The AMPK β‐subunit contains a glycogen‐binding domain (GBD), which, when bound by glycogen, inhibits the activity of purified AMPK. This is thought to arise by the stimulation of AMPK movement close to GS, which is then phosphorylated and inhibited.
The effect of glycogen mediated AMPK inhibition is to ensure that AMPK, which is responsible for biosynthetic reactions, remains inactive when catabolic reactions (i.e. glycogen breakdown) to provide glucose for ATP, are occurring. Eventually, the breakdown of glycogen provides enough ATP generation so that the AMPK is activated.
The idea that high glycogen causes a decreased lifespan via AMPK mechanisms needs further clarification. This is because daf‐2 animals, which store more glycogen, appear to have an active AMPK enzyme, but live longer.
The harm elicited by excess sugar intake in adults may be mitigated by suppressing glycogen accumulation – whether through inhibiting glycogen synthase or by promoting glycogen depletion with oxidants. Indeed, the effect of exercise-induced mild oxidative stress has a beneficial effect rather than the extolled antioxidants.
Large glycogen stores enable raid reduction of GSSG, and therefore, rapid ROS clearance in response to oxidants. Hence, treatment with oxidants will enable depletion of glycogen stores through activation of the PPP pathway and rescue AMPK inhibition to collectively restore longevity in animals with high sugar diets.
The depletion of glycogen is with oxidant therapy is counter-intuitive, yet this article has explained how it can mitigate the effects of hyperglycemia. Evidently, oxidants are harmful; when uncontrolled, they cause protein and lipid oxidation, DNA damage and potentially cell death.
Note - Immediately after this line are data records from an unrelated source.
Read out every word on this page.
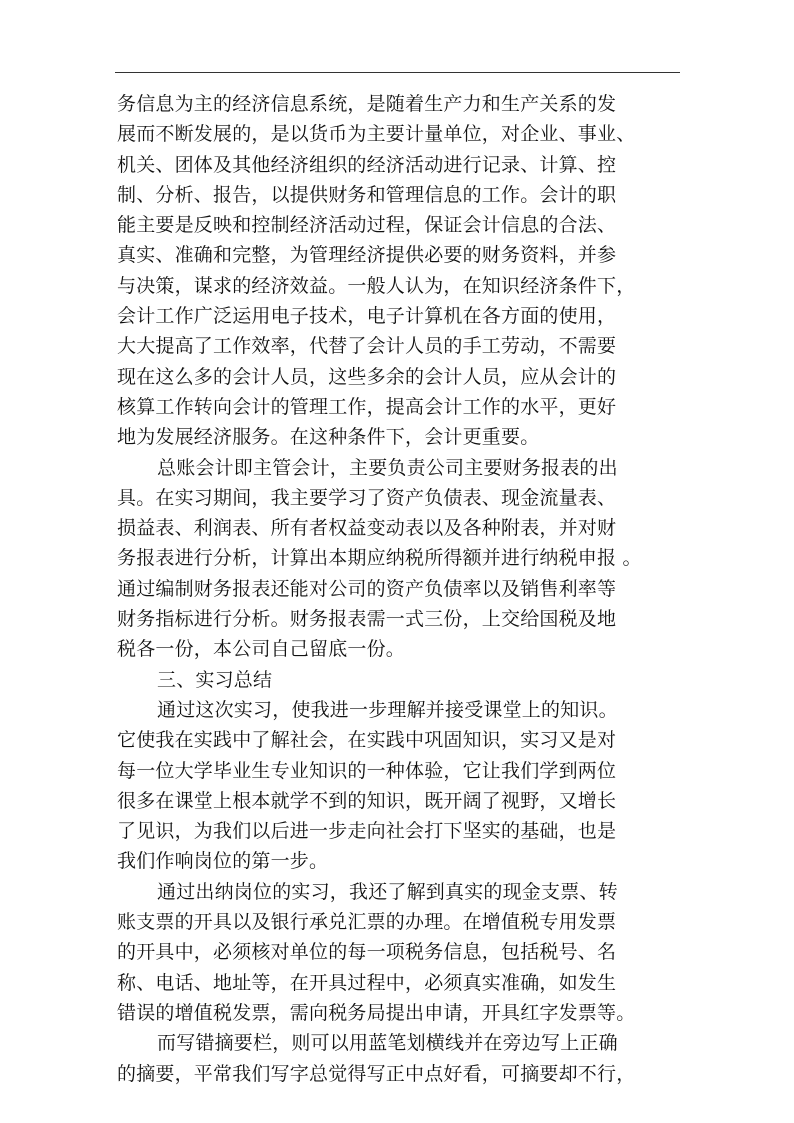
务信息为主的经济信息系统，是随着生产力和生产关系的发
展而不断发展的，是以货币为主要计量单位，对企业、事业、
机关、团体及其他经济组织的经济活动进行记录、计算、控
制、分析、报告，以提供财务和管理信息的工作。会计的职
能主要是反映和控制经济活动过程，保证会计信息的合法、
真实、准确和完整，为管理经济提供必要的财务资料，并参
与决策，谋求的经济效益。一般人认为，在知识经济条件下，
会计工作广泛运用电子技术，电子计算机在各方面的使用，
大大提高了工作效率，代替了会计人员的手工劳动，不需要
现在这么多的会计人员，这些多余的会计人员，应从会计的
核算工作转向会计的管理工作，提高会计工作的水平，更好
地为发展经济服务。在这种条件下，会计更重要。
总账会计即主管会计，主要负责公司主要财务报表的出
具。在实习期间，我主要学习了资产负债表、现金流量表、
损益表、利润表、所有者权益变动表以及各种附表，并对财
务报表进行分析，计算出本期应纳税所得额并进行纳税申报 。
通过编制财务报表还能对公司的资产负债率以及销售利率等
财务指标进行分析。财务报表需一式三份，上交给国税及地
税各一份，本公司自己留底一份。
三、实习总结
通过这次实习，使我进一步理解并接受课堂上的知识。
它使我在实践中了解社会，在实践中巩固知识，实习又是对
每一位大学毕业生专业知识的一种体验，它让我们学到两位
很多在课堂上根本就学不到的知识，既开阔了视野，又增长
了见识，为我们以后进一步走向社会打下坚实的基础，也是
我们作响岗位的第一步。
通过出纳岗位的实习，我还了解到真实的现金支票、转
账支票的开具以及银行承兑汇票的办理。在增值税专用发票
的开具中，必须核对单位的每一项税务信息，包括税号、名
称、电话、地址等，在开具过程中，必须真实准确，如发生
错误的增值税发票，需向税务局提出申请，开具红字发票等。
而写错摘要栏，则可以用蓝笔划横线并在旁边写上正确
的摘要，平常我们写字总觉得写正中点好看，可摘要却不行，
Low levels then would be therapeutically viable, enabling directed targeting of GSH. The shuttling of G-6-P into the PPP reduces the rate of glycolysis and other pathways to decrease NADH, reduce glycation end-products and the activation of inflammatory pathways that precede aging and disease.
Longer-term effects occur as a result of decreasing reactive, non-phosphorylated AMPK, which will promote glucose entry into cells and the catabolism of FAs which would eventually diminish hyperglycemia and hyperlipidemia.
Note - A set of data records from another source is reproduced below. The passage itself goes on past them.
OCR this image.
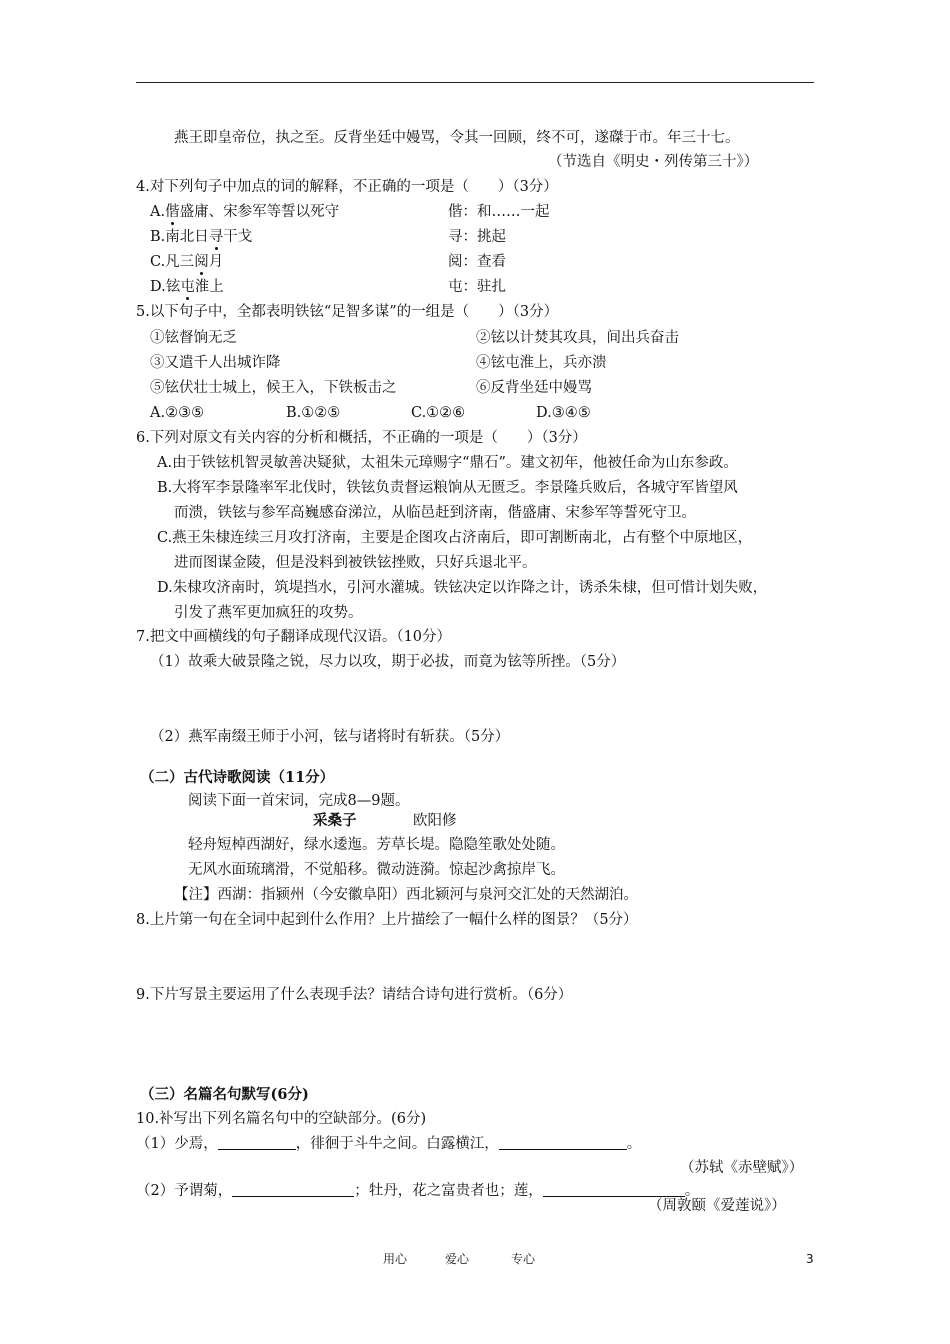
燕王即皇帝位，执之至。反背坐廷中嫚骂，令其一回顾，终不可，遂磔于市。年三十七。
（节选自《明史・列传第三十》）
4.对下列句子中加点的词的解释，不正确的一项是（　　）（3分）
A.偕盛庸、宋参军等誓以死守	偕：和……一起
B.南北日寻干戈	寻：挑起
C.凡三阅月	阅：查看
D.铉屯淮上	屯：驻扎
5.以下句子中，全都表明铁铉“足智多谋”的一组是（　　）（3分）
①铉督饷无乏	②铉以计焚其攻具，间出兵奋击
③又遣千人出城诈降	④铉屯淮上，兵亦溃
⑤铉伏壮士城上，候王入，下铁板击之	⑥反背坐廷中嫚骂
A.②③⑤	B.①②⑤	C.①②⑥	D.③④⑤
6.下列对原文有关内容的分析和概括，不正确的一项是（　　）（3分）
A.由于铁铉机智灵敏善决疑狱，太祖朱元璋赐字“鼎石”。建文初年，他被任命为山东参政。
B.大将军李景隆率军北伐时，铁铉负责督运粮饷从无匮乏。李景隆兵败后，各城守军皆望风
而溃，铁铉与参军高巍感奋涕泣，从临邑赶到济南，偕盛庸、宋参军等誓死守卫。
C.燕王朱棣连续三月攻打济南，主要是企图攻占济南后，即可割断南北，占有整个中原地区，
进而图谋金陵，但是没料到被铁铉挫败，只好兵退北平。
D.朱棣攻济南时，筑堤挡水，引河水灌城。铁铉决定以诈降之计，诱杀朱棣，但可惜计划失败，
引发了燕军更加疯狂的攻势。
7.把文中画横线的句子翻译成现代汉语。（10分）
（1）故乘大破景隆之锐，尽力以攻，期于必拔，而竟为铉等所挫。（5分）
（2）燕军南缀王师于小河，铉与诸将时有斩获。（5分）
（二）古代诗歌阅读（11分）
阅读下面一首宋词，完成8—9题。
采桑子	欧阳修
轻舟短棹西湖好，绿水逶迤。芳草长堤。隐隐笙歌处处随。
无风水面琉璃滑，不觉船移。微动涟漪。惊起沙禽掠岸飞。
【注】西湖：指颍州（今安徽阜阳）西北颍河与泉河交汇处的天然湖泊。
8.上片第一句在全词中起到什么作用？上片描绘了一幅什么样的图景？（5分）
9.下片写景主要运用了什么表现手法？请结合诗句进行赏析。（6分）
（三）名篇名句默写(6分)
10.补写出下列名篇名句中的空缺部分。(6分)
（1）少焉，	，徘徊于斗牛之间。白露横江，	。
（苏轼《赤壁赋》）
（2）予谓菊，	；牡丹，花之富贵者也；莲，	。
（周敦颐《爱莲说》）
用心	爱心	专心	3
Excessive sugar consumption is known to accelerate the development of not only a range of human diseases. More recently, studies in model animals such as C. elegans have revealed that it is a cause of accelerated aging.
Excess glucose is stored predominantly as short-term glycogen or long-term lipids; the contribution of the latter to disease is well-understood, but the impact of stored glycogen has been largely ignored.
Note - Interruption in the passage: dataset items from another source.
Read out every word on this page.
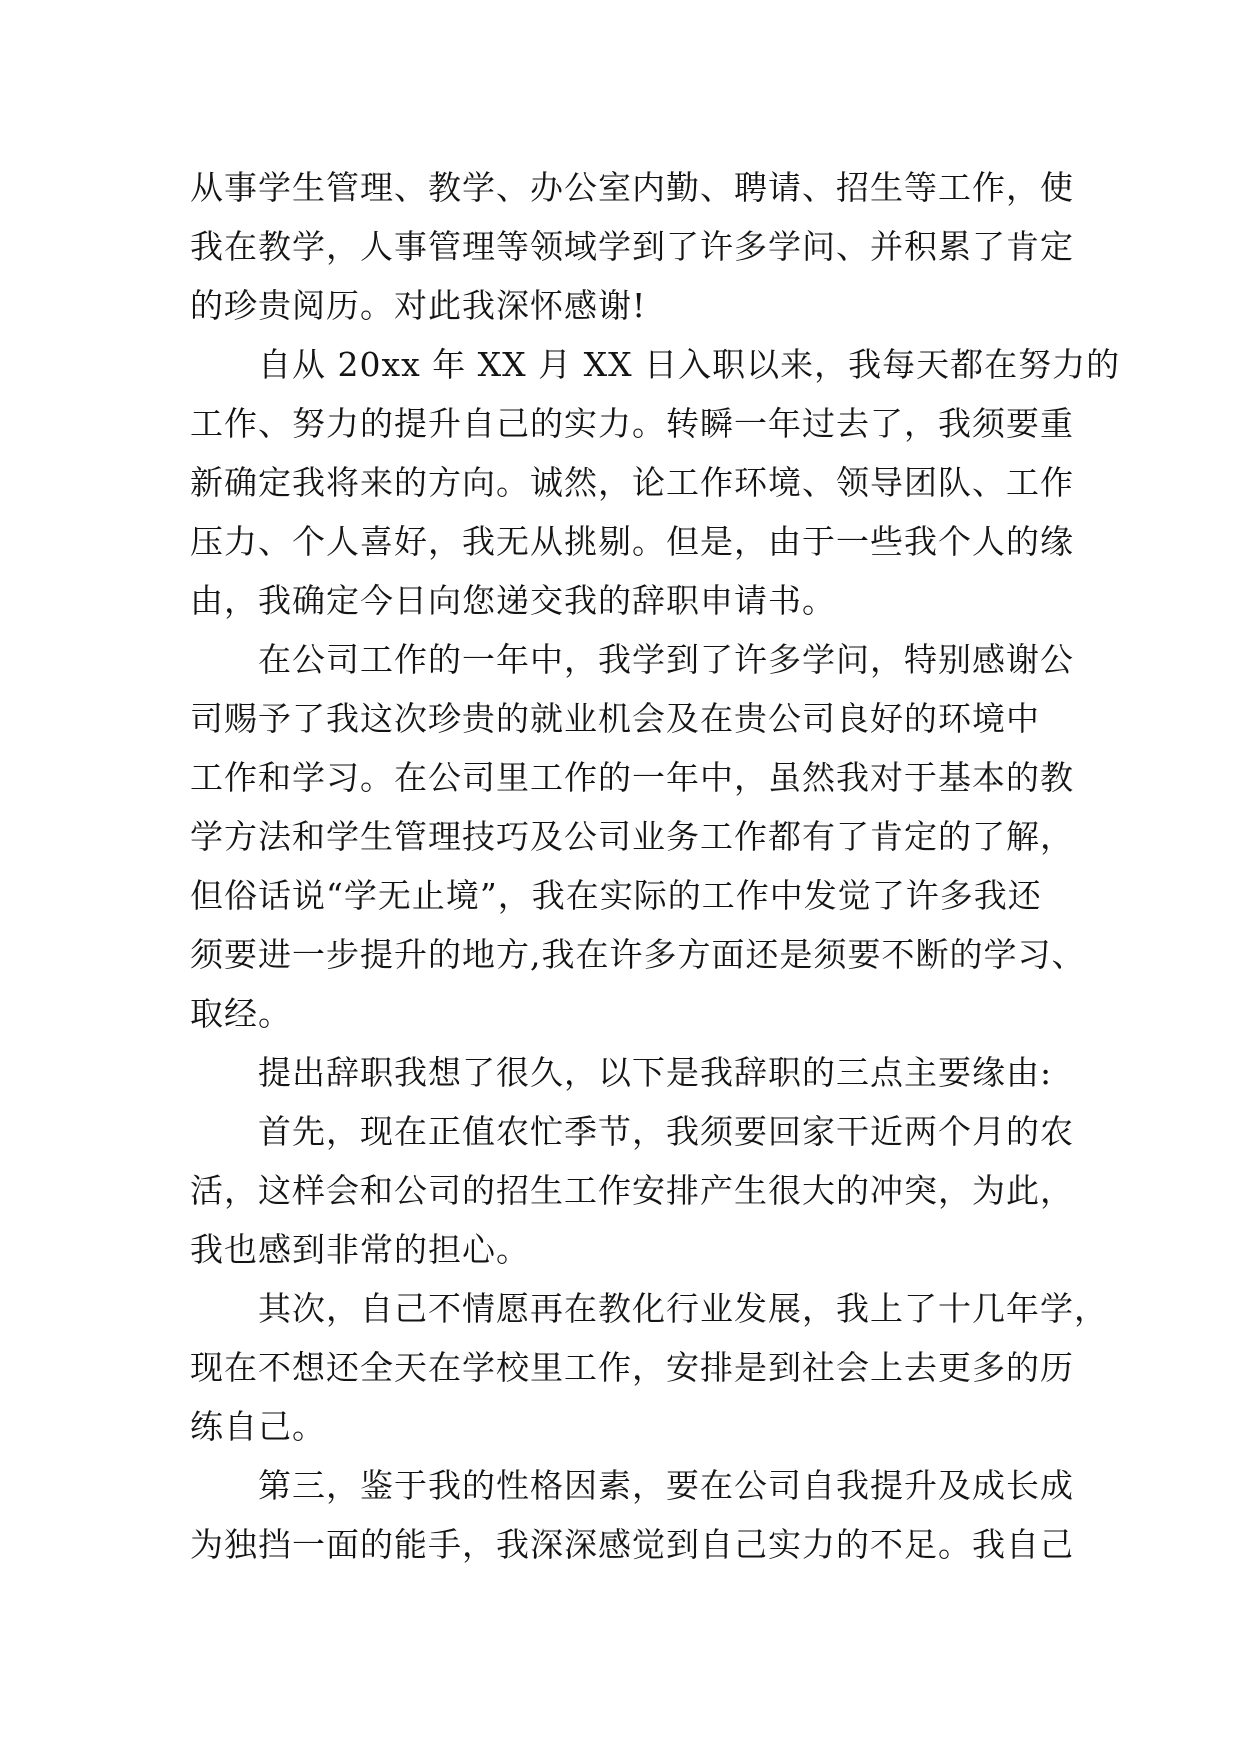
从事学生管理、教学、办公室内勤、聘请、招生等工作，使
我在教学，人事管理等领域学到了许多学问、并积累了肯定
的珍贵阅历。对此我深怀感谢!

自从 20xx 年 XX 月 XX 日入职以来，我每天都在努力的
工作、努力的提升自己的实力。转瞬一年过去了，我须要重
新确定我将来的方向。诚然，论工作环境、领导团队、工作
压力、个人喜好，我无从挑剔。但是，由于一些我个人的缘
由，我确定今日向您递交我的辞职申请书。

在公司工作的一年中，我学到了许多学问，特别感谢公
司赐予了我这次珍贵的就业机会及在贵公司良好的环境中
工作和学习。在公司里工作的一年中，虽然我对于基本的教
学方法和学生管理技巧及公司业务工作都有了肯定的了解，
但俗话说“学无止境”，我在实际的工作中发觉了许多我还
须要进一步提升的地方,我在许多方面还是须要不断的学习、
取经。

提出辞职我想了很久，以下是我辞职的三点主要缘由:

首先，现在正值农忙季节，我须要回家干近两个月的农
活，这样会和公司的招生工作安排产生很大的冲突，为此，
我也感到非常的担心。

其次，自己不情愿再在教化行业发展，我上了十几年学，
现在不想还全天在学校里工作，安排是到社会上去更多的历
练自己。

第三，鉴于我的性格因素，要在公司自我提升及成长成
为独挡一面的能手，我深深感觉到自己实力的不足。我自己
Recent findings have shown that glycogen accumulation in C. elegans as a result of high sugar diets, results in sequestered AMPK and decreased lifespan.
Glycogen accumulated on a high sugar diet appears to provide a means for glutathione reduction, and therefore protects nematodes from oxidative stress. However, excess glycogen shortens the nematode lifespan. This is because glycogen prevents thiol-oxidation which interferes with redox-sensitive thiol signaling; it is not the high GSH/GSSG ratio or low ROS, but rather endogenous glycogen signaling that reduces lifespan.
In conclusion, the depletion of glycogen via oxidants occurs via the PPP/ GSH pathway, therefore preventing lifespan-decreasing effects to take place.